- Cover of the Japanese version of vol. 1, first published on August 10, 2006

不器用なサイレント (Bukiyō na Sairento)
- Genre: Boys' love
- Written by: Hinako Takanaga
- Published by: Biblos (2004–2006); Libre (2006–2016);
- English publisher: NA: SuBLime;
- Imprint: Be × Boy Comics
- Magazine: Magazine Be × Boy
- Original run: September 2004 – September 7, 2016
- Volumes: 6

= Awkward Silence =

Japanese manga series

Awkward Silence (不器用なサイレント, Bukiyō na Sairento) is a Japanese manga series written and illustrated Hinako Takanaga. It was serialized in the monthly boys' love manga magazine Magazine Be × Boy from September 2004 to September 2016.

==Plot==

Satoru Tono is an introverted, expressionless high school student in love with Keigo Tamiya, a popular boy from the baseball club. One day, Keigo confesses to Satoru that he is in love with him, and while Satoru is overjoyed, his lack of facial expression and shyness makes it difficult for him to communicate his feelings. Over time, Keigo comes to understand Satoru more, and the two explore challenges in their relationship.

==Characters==

- Satoru Tono (遠野 智, Tōno Satoru)

Satoru is a second-year high school student and a member of the art club. He does not easily show emotion on his face, causing many people to misunderstand him.
- Keigo Tamiya (田宮 啓吾, Tamiya Keigo)

Keigo is a second-year high school student and a member of the baseball club.
- Yuji Sagara (相良 裕司, Sagara Yūji)

Yuji is a third-year high school student and a member of the student council. He is Satoru's childhood friend.
- Takahito Kagami (加賀見 隆仁, Kagami Takahito)

Takahito is a third-year high school student and a member of the student council who falls in love with Yuji.

==Media==

===Manga===

Awkward Silence is written and illustrated by Hinako Takanaga. It was serialized in monthly manga magazine Magazine Be × Boy beginning in the October 2004 issue released in September 2004. The series briefly went on hiatus, but resumed in the January 2011 issue of Magazine Be × Boy released on December 11, 2011, until its end in the October 2016 issue released on September 7, 2016. The chapters were later released in 6 bound volumes by Libre under the Be × Boy Comics imprint. Volumes 4 and 6 were distributed with comic booklets as a limited edition first press bonus.

Animate USA initially distributed the first volume of Awkward Silence overseas through the Kindle Store in 2010. In 2011, JManga listed the series as one of the titles they had planned on distributing in English. In February 2012, Viz Media licensed the series for North American distribution in English under their SuBLime imprint.

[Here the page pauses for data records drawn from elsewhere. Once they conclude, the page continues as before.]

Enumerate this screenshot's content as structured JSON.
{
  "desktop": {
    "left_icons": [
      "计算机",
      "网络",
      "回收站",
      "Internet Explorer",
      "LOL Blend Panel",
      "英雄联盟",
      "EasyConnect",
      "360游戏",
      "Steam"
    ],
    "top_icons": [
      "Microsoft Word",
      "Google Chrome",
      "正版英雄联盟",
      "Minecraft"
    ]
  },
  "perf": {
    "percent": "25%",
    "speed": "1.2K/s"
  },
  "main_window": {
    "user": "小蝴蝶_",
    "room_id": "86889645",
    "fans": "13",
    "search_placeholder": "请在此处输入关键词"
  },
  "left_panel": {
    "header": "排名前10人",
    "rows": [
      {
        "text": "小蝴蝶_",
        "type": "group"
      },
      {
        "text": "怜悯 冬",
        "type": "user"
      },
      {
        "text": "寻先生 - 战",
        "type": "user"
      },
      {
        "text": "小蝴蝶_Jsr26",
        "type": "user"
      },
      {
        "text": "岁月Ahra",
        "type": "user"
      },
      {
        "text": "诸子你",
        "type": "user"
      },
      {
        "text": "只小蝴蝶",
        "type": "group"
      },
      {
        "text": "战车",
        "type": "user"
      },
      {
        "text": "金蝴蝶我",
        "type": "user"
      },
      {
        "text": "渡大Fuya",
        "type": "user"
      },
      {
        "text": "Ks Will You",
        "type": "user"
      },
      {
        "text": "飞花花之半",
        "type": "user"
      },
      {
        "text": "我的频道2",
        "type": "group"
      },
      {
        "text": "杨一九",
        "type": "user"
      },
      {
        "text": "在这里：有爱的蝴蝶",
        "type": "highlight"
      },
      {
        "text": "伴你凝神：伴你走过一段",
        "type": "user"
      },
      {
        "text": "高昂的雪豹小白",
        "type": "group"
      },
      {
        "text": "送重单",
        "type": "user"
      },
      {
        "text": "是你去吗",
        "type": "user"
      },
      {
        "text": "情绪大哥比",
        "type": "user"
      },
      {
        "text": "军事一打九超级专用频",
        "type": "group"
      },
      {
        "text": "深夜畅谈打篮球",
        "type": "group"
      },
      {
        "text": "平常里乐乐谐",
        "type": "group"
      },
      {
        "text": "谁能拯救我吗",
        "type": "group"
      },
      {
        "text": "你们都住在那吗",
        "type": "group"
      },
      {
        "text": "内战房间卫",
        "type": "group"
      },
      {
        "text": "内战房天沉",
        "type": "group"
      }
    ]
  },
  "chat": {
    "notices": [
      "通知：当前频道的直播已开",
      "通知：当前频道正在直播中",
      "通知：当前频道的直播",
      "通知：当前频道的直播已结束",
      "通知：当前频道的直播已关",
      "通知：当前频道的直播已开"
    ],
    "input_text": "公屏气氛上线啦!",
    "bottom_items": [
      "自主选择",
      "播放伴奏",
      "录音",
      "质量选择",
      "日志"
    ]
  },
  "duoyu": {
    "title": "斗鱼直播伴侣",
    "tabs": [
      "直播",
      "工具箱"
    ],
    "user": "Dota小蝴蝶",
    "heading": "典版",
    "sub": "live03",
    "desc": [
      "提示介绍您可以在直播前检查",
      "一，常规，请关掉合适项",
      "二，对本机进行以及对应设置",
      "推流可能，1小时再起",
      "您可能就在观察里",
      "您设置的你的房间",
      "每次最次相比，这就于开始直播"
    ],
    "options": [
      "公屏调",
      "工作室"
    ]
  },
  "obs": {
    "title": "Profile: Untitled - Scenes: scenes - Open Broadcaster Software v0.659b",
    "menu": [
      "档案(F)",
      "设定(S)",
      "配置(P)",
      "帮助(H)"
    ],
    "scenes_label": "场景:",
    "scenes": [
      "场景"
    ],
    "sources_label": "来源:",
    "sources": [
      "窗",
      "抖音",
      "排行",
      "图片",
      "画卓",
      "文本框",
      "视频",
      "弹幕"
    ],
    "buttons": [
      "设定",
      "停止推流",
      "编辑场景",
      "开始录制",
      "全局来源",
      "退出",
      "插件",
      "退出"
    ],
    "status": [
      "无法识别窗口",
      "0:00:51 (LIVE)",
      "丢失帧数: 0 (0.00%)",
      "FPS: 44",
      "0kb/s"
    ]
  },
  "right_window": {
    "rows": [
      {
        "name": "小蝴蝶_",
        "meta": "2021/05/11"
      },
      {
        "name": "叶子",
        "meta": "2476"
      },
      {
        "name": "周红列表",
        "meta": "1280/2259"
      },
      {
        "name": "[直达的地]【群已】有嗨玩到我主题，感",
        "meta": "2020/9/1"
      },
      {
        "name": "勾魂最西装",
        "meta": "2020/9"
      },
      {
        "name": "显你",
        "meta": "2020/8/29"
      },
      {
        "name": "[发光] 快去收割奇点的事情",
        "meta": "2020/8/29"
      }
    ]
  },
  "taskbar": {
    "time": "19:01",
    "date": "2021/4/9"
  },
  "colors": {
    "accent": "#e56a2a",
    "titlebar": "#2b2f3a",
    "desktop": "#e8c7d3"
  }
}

| No. | Original release date | Original ISBN | English release date | English ISBN |
|---|---|---|---|---|
| 1 | August 10, 2006 | 978-4-86263-028-5 | July 10, 2012 | 978-1-4215-4347-5 |
| 2 | July 10, 2008 | 978-4-86263-429-0 | October 23, 2012 | 978-1-4215-4353-6 |
| 3 | September 10, 2010 | 978-4-86263-832-8 | February 12, 2013 | 978-1-4215-4356-7 |
| 4 | March 9, 2013 | 978-4-7997-1271-9 (regular edition) 978-4-7997-1272-6 (limited edition with bonus booklet) | December 10, 2013 | 978-1-4215-5157-9 |
| 5 | March 10, 2015 | 978-4-7997-2504-7 | February 9, 2016 | 978-1-4215-8424-9 |
| 6 | January 10, 2017 | 978-4-7997-3194-9 | February 13, 2018 | 978-1-4215-9369-2 |

===Drama CDs===

Two drama CDs were produced by Libre under their boys' love CD label, Cue Egg Label, during the series' run, starring Kōki Miyata as Satoru Tono, Hiroki Takahashi as Keigo Tamiya, and Kōji Yusa as Yuji Sagara. The first drama CD was released on March 28, 2008, and peaked at #270 on the Oricon Weekly Albums Chart. The second drama CD was released on February 25, 2009, adding Tomokazu Sugita as a cast member, who voices Takahito Kagami.

==Reception==

Volume 5 peaked at #45 on Oricon and sold 17,466 physical copies on its first week of sales.